A senior police officer has told the All Party Parliamentary Cycling Group that forces around the country are not enforcing 20mph speed limits, according to a story in The Times.
If true, it is being left up to local authorities to enforce the law as a growing number of cities, including Manchester and Liverpool, move to citywide 20mph limits.
According to The Times, MPs were astonished at the disclosure from Mark Milsom, assistant chief constable with West Yorkshire Police, that police had decided against enforcing the lower speed limit in residential areas.
Rod King, from 20s Plenty for Us, said the police are taking a "20th Century approach" and need to "align their thinking with modern developments".
ACC Milsom told the Parliamentary hearing into cycle safety: “We are not enforcing 20mph speed limits at this moment in time.”
Ian Austin MP, co-chair of the inquiry, said he was “disappointed and dismayed” by the “unacceptable” admission that police appeared to be turning a blind eye. He added: “I think all too often we see the people responsible for really serious injuries or deaths on the roads get away scot free or with derisory sentences and I think there needs to be greater emphasis on cycle safety from the police and the CPS.”
In response to ACC Milsom’s comments, an ACPO spokeswoman said: “In most cases, 20 mph limits will follow DfT guidance and include features such as speed bumps or traffic islands designed to slow traffic.
"ACPO guidelines include thresholds for enforcement across all speed limits to underpin a consistent policing approach.

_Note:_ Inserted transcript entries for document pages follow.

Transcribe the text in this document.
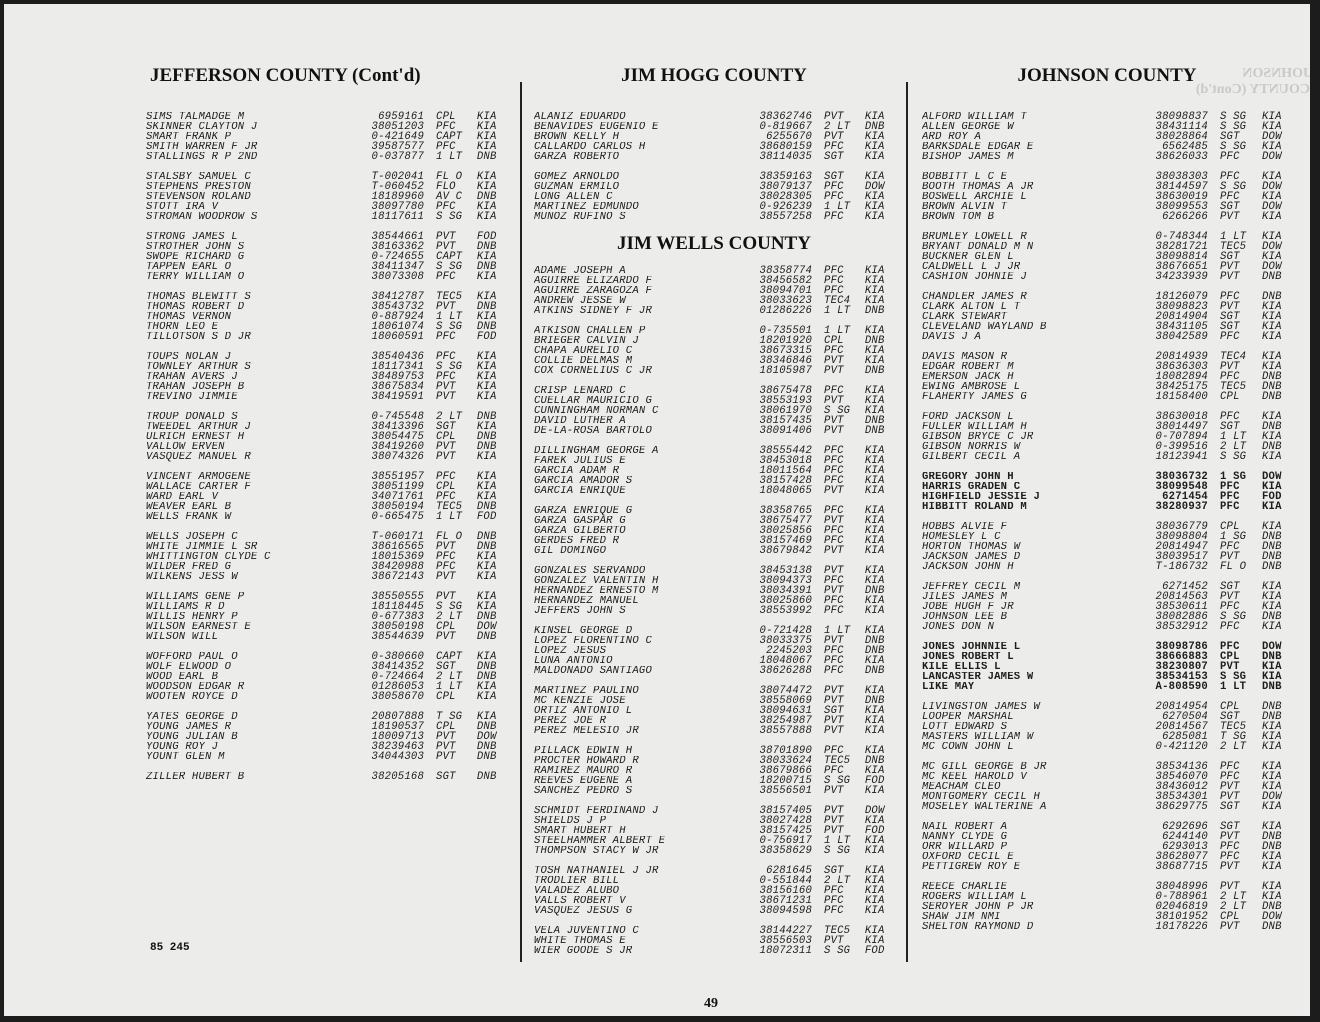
JOHNSON COUNTY (Cont'd)
JEFFERSON COUNTY (Cont'd)
SIMS TALMADGE M	6959161	CPL	KIA
SKINNER CLAYTON J	38051203	PFC	KIA
SMART FRANK P	0-421649	CAPT	KIA
SMITH WARREN F JR	39587577	PFC	KIA
STALLINGS R P 2ND	0-037877	1 LT	DNB
STALSBY SAMUEL C	T-002041	FL O	KIA
STEPHENS PRESTON	T-060452	FLO	KIA
STEVENSON ROLAND	18189960	AV C	DNB
STOTT IRA V	38097780	PFC	KIA
STROMAN WOODROW S	18117611	S SG	KIA
STRONG JAMES L	38544661	PVT	FOD
STROTHER JOHN S	38163362	PVT	DNB
SWOPE RICHARD G	0-724655	CAPT	KIA
TAPPEN EARL O	38411347	S SG	DNB
TERRY WILLIAM O	38073308	PFC	KIA
THOMAS BLEWITT S	38412787	TEC5	KIA
THOMAS ROBERT D	38543732	PVT	DNB
THOMAS VERNON	0-887924	1 LT	KIA
THORN LEO E	18061074	S SG	DNB
TILLOTSON S D JR	18060591	PFC	FOD
TOUPS NOLAN J	38540436	PFC	KIA
TOWNLEY ARTHUR S	18117341	S SG	KIA
TRAHAN AVERS J	38489753	PFC	KIA
TRAHAN JOSEPH B	38675834	PVT	KIA
TREVINO JIMMIE	38419591	PVT	KIA
TROUP DONALD S	0-745548	2 LT	DNB
TWEEDEL ARTHUR J	38413396	SGT	KIA
ULRICH ERNEST H	38054475	CPL	DNB
VALLOW ERVEN	38419260	PVT	DNB
VASQUEZ MANUEL R	38074326	PVT	KIA
VINCENT ARMOGENE	38551957	PFC	KIA
WALLACE CARTER F	38051199	CPL	KIA
WARD EARL V	34071761	PFC	KIA
WEAVER EARL B	38050194	TEC5	DNB
WELLS FRANK W	0-665475	1 LT	FOD
WELLS JOSEPH C	T-060171	FL O	DNB
WHITE JIMMIE L SR	38616565	PVT	DNB
WHITTINGTON CLYDE C	18015369	PFC	KIA
WILDER FRED G	38420988	PFC	KIA
WILKENS JESS W	38672143	PVT	KIA
WILLIAMS GENE P	38550555	PVT	KIA
WILLIAMS R D	18118445	S SG	KIA
WILLIS HENRY P	0-677383	2 LT	DNB
WILSON EARNEST E	38050198	CPL	DOW
WILSON WILL	38544639	PVT	DNB
WOFFORD PAUL O	0-380660	CAPT	KIA
WOLF ELWOOD O	38414352	SGT	DNB
WOOD EARL B	0-724664	2 LT	DNB
WOODSON EDGAR R	01286053	1 LT	KIA
WOOTEN ROYCE D	38058670	CPL	KIA
YATES GEORGE D	20807888	T SG	KIA
YOUNG JAMES R	18190537	CPL	DNB
YOUNG JULIAN B	18009713	PVT	DOW
YOUNG ROY J	38239463	PVT	DNB
YOUNT GLEN M	34044303	PVT	DNB
ZILLER HUBERT B	38205168	SGT	DNB
JIM HOGG COUNTY
ALANIZ EDUARDO	38362746	PVT	KIA
BENAVIDES EUGENIO E	0-819667	2 LT	DNB
BROWN KELLY H	6255670	PVT	KIA
CALLARDO CARLOS H	38680159	PFC	KIA
GARZA ROBERTO	38114035	SGT	KIA
GOMEZ ARNOLDO	38359163	SGT	KIA
GUZMAN ERMILO	38079137	PFC	DOW
LONG ALLEN C	38028305	PFC	KIA
MARTINEZ EDMUNDO	0-926239	1 LT	KIA
MUNOZ RUFINO S	38557258	PFC	KIA
JIM WELLS COUNTY
ADAME JOSEPH A	38358774	PFC	KIA
AGUIRRE ELIZARDO F	38456582	PFC	KIA
AGUIRRE ZARAGOZA F	38094701	PFC	KIA
ANDREW JESSE W	38033623	TEC4	KIA
ATKINS SIDNEY F JR	01286226	1 LT	DNB
ATKISON CHALLEN P	0-735501	1 LT	KIA
BRIEGER CALVIN J	18201920	CPL	DNB
CHAPA AURELIO C	38673315	PFC	KIA
COLLIE DELMAS M	38346846	PVT	KIA
COX CORNELIUS C JR	18105987	PVT	DNB
CRISP LENARD C	38675478	PFC	KIA
CUELLAR MAURICIO G	38553193	PVT	KIA
CUNNINGHAM NORMAN C	38061970	S SG	KIA
DAVID LUTHER A	38157435	PVT	DNB
DE-LA-ROSA BARTOLO	38091406	PVT	DNB
DILLINGHAM GEORGE A	38555442	PFC	KIA
FAREK JULIUS E	38453018	PFC	KIA
GARCIA ADAM R	18011564	PFC	KIA
GARCIA AMADOR S	38157428	PFC	KIA
GARCIA ENRIQUE	18048065	PVT	KIA
GARZA ENRIQUE G	38358765	PFC	KIA
GARZA GASPAR G	38675477	PVT	KIA
GARZA GILBERTO	38025856	PFC	KIA
GERDES FRED R	38157469	PFC	KIA
GIL DOMINGO	38679842	PVT	KIA
GONZALES SERVANDO	38453138	PVT	KIA
GONZALEZ VALENTIN H	38094373	PFC	KIA
HERNANDEZ ERNESTO M	38034391	PVT	DNB
HERNANDEZ MANUEL	38025860	PFC	KIA
JEFFERS JOHN S	38553992	PFC	KIA
KINSEL GEORGE D	0-721428	1 LT	KIA
LOPEZ FLORENTINO C	38033375	PVT	DNB
LOPEZ JESUS	2245203	PFC	DNB
LUNA ANTONIO	18048067	PFC	KIA
MALDONADO SANTIAGO	38626288	PFC	DNB
MARTINEZ PAULINO	38074472	PVT	KIA
MC KENZIE JOSE	38558069	PVT	DNB
ORTIZ ANTONIO L	38094631	SGT	KIA
PEREZ JOE R	38254987	PVT	KIA
PEREZ MELESIO JR	38557888	PVT	KIA
PILLACK EDWIN H	38701890	PFC	KIA
PROCTER HOWARD R	38033624	TEC5	DNB
RAMIREZ MAURO R	38679866	PFC	KIA
REEVES EUGENE A	18200715	S SG	FOD
SANCHEZ PEDRO S	38556501	PVT	KIA
SCHMIDT FERDINAND J	38157405	PVT	DOW
SHIELDS J P	38027428	PVT	KIA
SMART HUBERT H	38157425	PVT	FOD
STEELHAMMER ALBERT E	0-756917	1 LT	KIA
THOMPSON STACY W JR	38358629	S SG	KIA
TOSH NATHANIEL J JR	6281645	SGT	KIA
TRODLIER BILL	0-551844	2 LT	KIA
VALADEZ ALUBO	38156160	PFC	KIA
VALLS ROBERT V	38671231	PFC	KIA
VASQUEZ JESUS G	38094598	PFC	KIA
VELA JUVENTINO C	38144227	TEC5	KIA
WHITE THOMAS E	38556503	PVT	KIA
WIER GOODE S JR	18072311	S SG	FOD
JOHNSON COUNTY
ALFORD WILLIAM T	38098837	S SG	KIA
ALLEN GEORGE W	38431114	S SG	KIA
ARD ROY A	38028864	SGT	DOW
BARKSDALE EDGAR E	6562485	S SG	KIA
BISHOP JAMES M	38626033	PFC	DOW
BOBBITT L C E	38038303	PFC	KIA
BOOTH THOMAS A JR	38144597	S SG	DOW
BOSWELL ARCHIE L	38630019	PFC	KIA
BROWN ALVIN T	38099553	SGT	DOW
BROWN TOM B	6266266	PVT	KIA
BRUMLEY LOWELL R	0-748344	1 LT	KIA
BRYANT DONALD M N	38281721	TEC5	DOW
BUCKNER GLEN L	38098814	SGT	KIA
CALDWELL L J JR	38676651	PVT	DOW
CASHION JOHNIE J	34233939	PVT	DNB
CHANDLER JAMES R	18126079	PFC	DNB
CLARK ALTON L T	38098823	PVT	KIA
CLARK STEWART	20814904	SGT	KIA
CLEVELAND WAYLAND B	38431105	SGT	KIA
DAVIS J A	38042589	PFC	KIA
DAVIS MASON R	20814939	TEC4	KIA
EDGAR ROBERT M	38636303	PVT	KIA
EMERSON JACK H	18082894	PFC	DNB
EWING AMBROSE L	38425175	TEC5	DNB
FLAHERTY JAMES G	18158400	CPL	DNB
FORD JACKSON L	38630018	PFC	KIA
FULLER WILLIAM H	38014497	SGT	DNB
GIBSON BRYCE C JR	0-707894	1 LT	KIA
GIBSON NORRIS W	0-399516	2 LT	DNB
GILBERT CECIL A	18123941	S SG	KIA
GREGORY JOHN H	38036732	1 SG	DOW
HARRIS GRADEN C	38099548	PFC	KIA
HIGHFIELD JESSIE J	6271454	PFC	FOD
HIBBITT ROLAND M	38280937	PFC	KIA
HOBBS ALVIE F	38036779	CPL	KIA
HOMESLEY L C	38098804	1 SG	DNB
HORTON THOMAS W	20814947	PFC	DNB
JACKSON JAMES D	38039517	PVT	DNB
JACKSON JOHN H	T-186732	FL O	DNB
JEFFREY CECIL M	6271452	SGT	KIA
JILES JAMES M	20814563	PVT	KIA
JOBE HUGH F JR	38530611	PFC	KIA
JOHNSON LEE B	38082886	S SG	DNB
JONES DON N	38532912	PFC	KIA
JONES JOHNNIE L	38098786	PFC	DOW
JONES ROBERT L	38666883	CPL	DNB
KILE ELLIS L	38230807	PVT	KIA
LANCASTER JAMES W	38534153	S SG	KIA
LIKE MAY	A-808590	1 LT	DNB
LIVINGSTON JAMES W	20814954	CPL	DNB
LOOPER MARSHAL	6270504	SGT	DNB
LOTT EDWARD S	20814567	TEC5	KIA
MASTERS WILLIAM W	6285081	T SG	KIA
MC COWN JOHN L	0-421120	2 LT	KIA
MC GILL GEORGE B JR	38534136	PFC	KIA
MC KEEL HAROLD V	38546070	PFC	KIA
MEACHAM CLEO	38436012	PVT	KIA
MONTGOMERY CECIL H	38534301	PVT	DOW
MOSELEY WALTERINE A	38629775	SGT	KIA
NAIL ROBERT A	6292696	SGT	KIA
NANNY CLYDE G	6244140	PVT	DNB
ORR WILLARD P	6293013	PFC	DNB
OXFORD CECIL E	38628077	PFC	KIA
PETTIGREW ROY E	38687715	PVT	KIA
REECE CHARLIE	38048996	PVT	KIA
ROGERS WILLIAM L	0-788961	2 LT	KIA
SEROYER JOHN P JR	02046819	2 LT	DNB
SHAW JIM NMI	38101952	CPL	DOW
SHELTON RAYMOND D	18178226	PVT	DNB
85 245
49
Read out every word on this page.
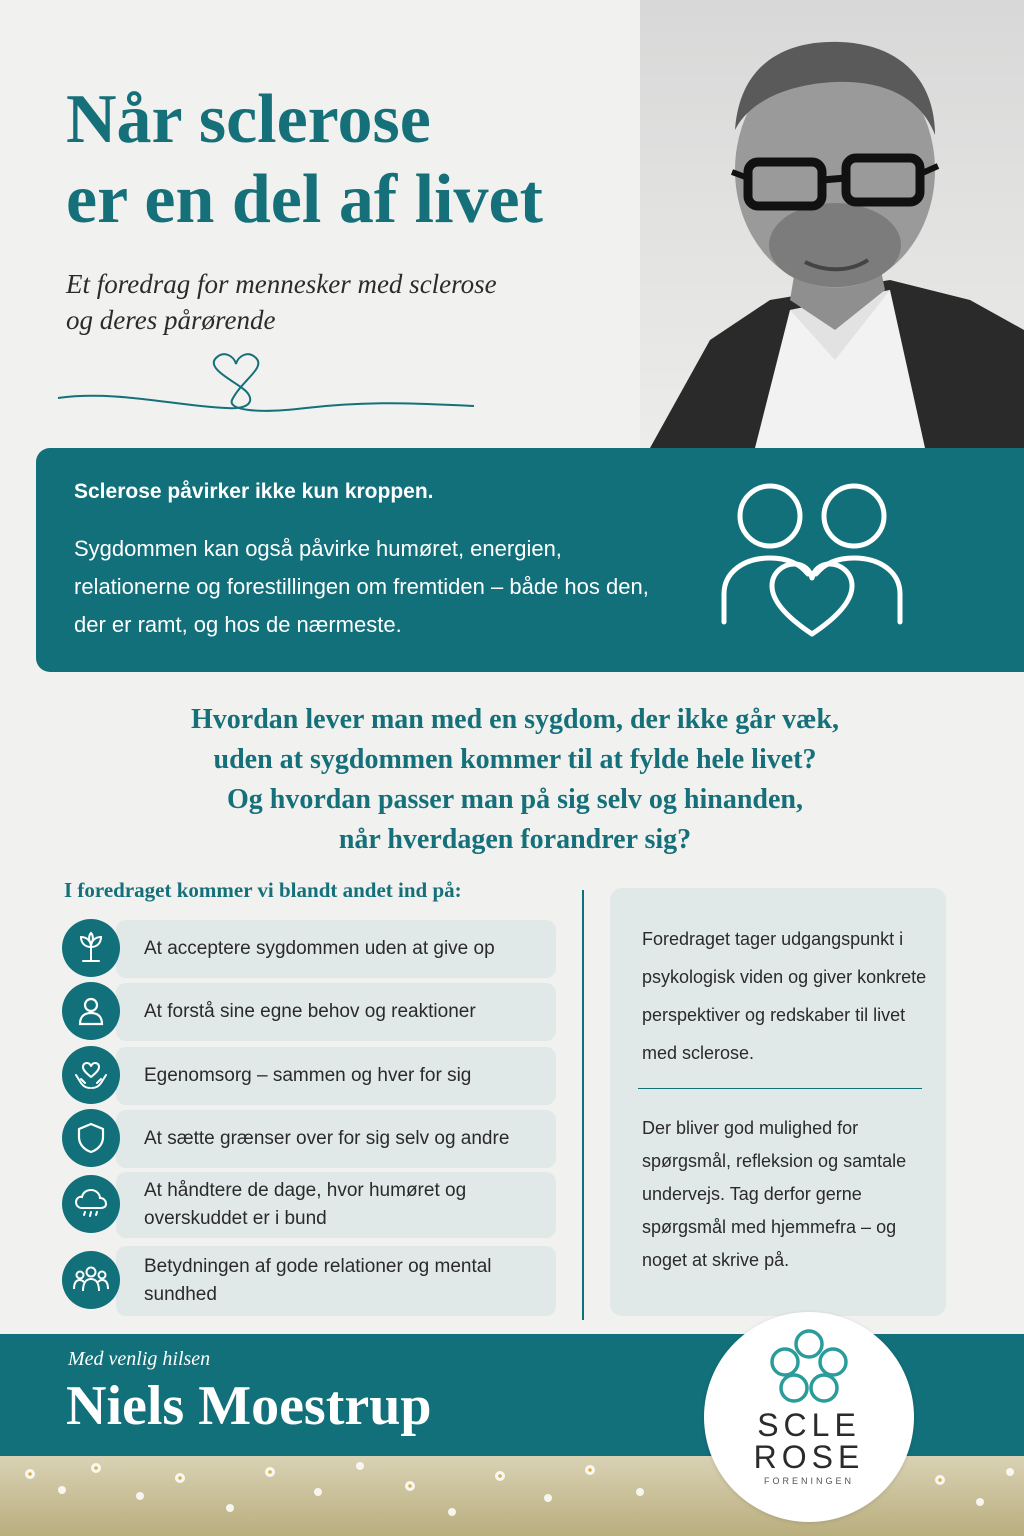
Når sclerose
er en del af livet
Et foredrag for mennesker med sclerose
og deres pårørende
Sclerose påvirker ikke kun kroppen.

Sygdommen kan også påvirke humøret, energien, relationerne og forestillingen om fremtiden – både hos den, der er ramt, og hos de nærmeste.

Hvordan lever man med en sygdom, der ikke går væk,
uden at sygdommen kommer til at fylde hele livet?
Og hvordan passer man på sig selv og hinanden,
når hverdagen forandrer sig?
I foredraget kommer vi blandt andet ind på:
At acceptere sygdommen uden at give op
At forstå sine egne behov og reaktioner
Egenomsorg – sammen og hver for sig
At sætte grænser over for sig selv og andre
At håndtere de dage, hvor humøret og overskuddet er i bund
Betydningen af gode relationer og mental sundhed

Foredraget tager udgangspunkt i psykologisk viden og giver konkrete perspektiver og redskaber til livet med sclerose.

Der bliver god mulighed for spørgsmål, refleksion og samtale undervejs. Tag derfor gerne spørgsmål med hjemmefra – og noget at skrive på.

Med venlig hilsen
Niels Moestrup	SCLE
ROSE
FORENINGEN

However it is for local police forces to apply a proportionate approach to enforcement of 20mph limits based on risk to individuals, property and the seriousness of any breach.
"Where drivers are exceeding the speed limit through wilful offending, we would expect that officers will enforce the limit and prosecute offenders."
Stephen Hammond, road safety minister, said that he would be pursuing the issue. “We will be having further discussions with the police,” he said.
Norman Baker, transport minister, said: “My view is that the law of the land is the law of the land. Parliament sets the law of the land and it is the police’s job to enforce it.”
He added that he was coming under “quite considerable pressure from local councils” to have 20mph limits enforced.
Rod King, from 20s Plenty for us, said: "Wide-area 20mph limits are the way forward as clearly suggested by DfT and many local authorities.
"The police are still taking a 20th Century approach and need to align their thinking with modern developments in urban design and community aspirations. That requires a collaborative approach with local authorities and whilst hapenning in more enlightened police forces needs to become the norm rather than the exception.
"Whilst we accept the perogative of the police to make tactical decisions on the enforcement of limits on specific roads it is not acceptable for them to make any blanket exclusions of particular speed limits."